On remarque que l’on parle ici d’abattage, et non pas d’euthanasie, mot stupide qu’on emploie quand on parle des animaux de compagnie. Ici on n’a pas à prendre de gants avec mémère, et l’antispécisme s’arrête à l’entrée des fermes quand on a très peur d’une nouvelle maladie, même si elle n’est pas transmissible à l’homme.
C’est donc un (nouveau) massacre qui est programmé. Avec bien sûr à la clef les ingrédients habituels : le fric (vacciner à 50 km à la ronde), et le mensonge : il est nécessaire d’abattre tout le troupeau, à savoir de réduire à néant des années de travail, de sélection, de soins…

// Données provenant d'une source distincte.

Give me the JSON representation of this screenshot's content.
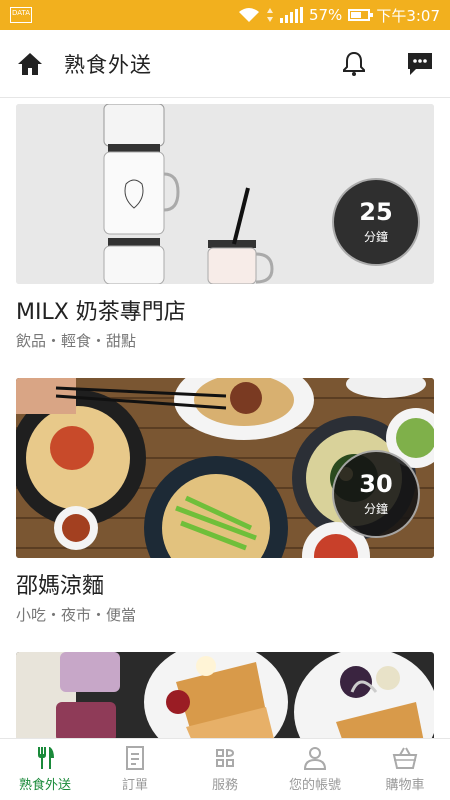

Or c’est faux : la très officielle Plateforme nationale d’Épidémiosurveillance en Santé Animale (ESA), qui conseille le gouvernement, avait conclu en 2015, après l’épidémie en Grèce, que « les mesures à prendre sont l’isolement des animaux et l’interdiction des déplacements, l’abattage de tous les animaux malades et infectés, l’incinération des animaux morts, la désinfection des locaux et des outils et une lutte contre les vecteurs présents dans les locaux et sur les animaux ». L’abattage des animaux infectés, pas des animaux sains.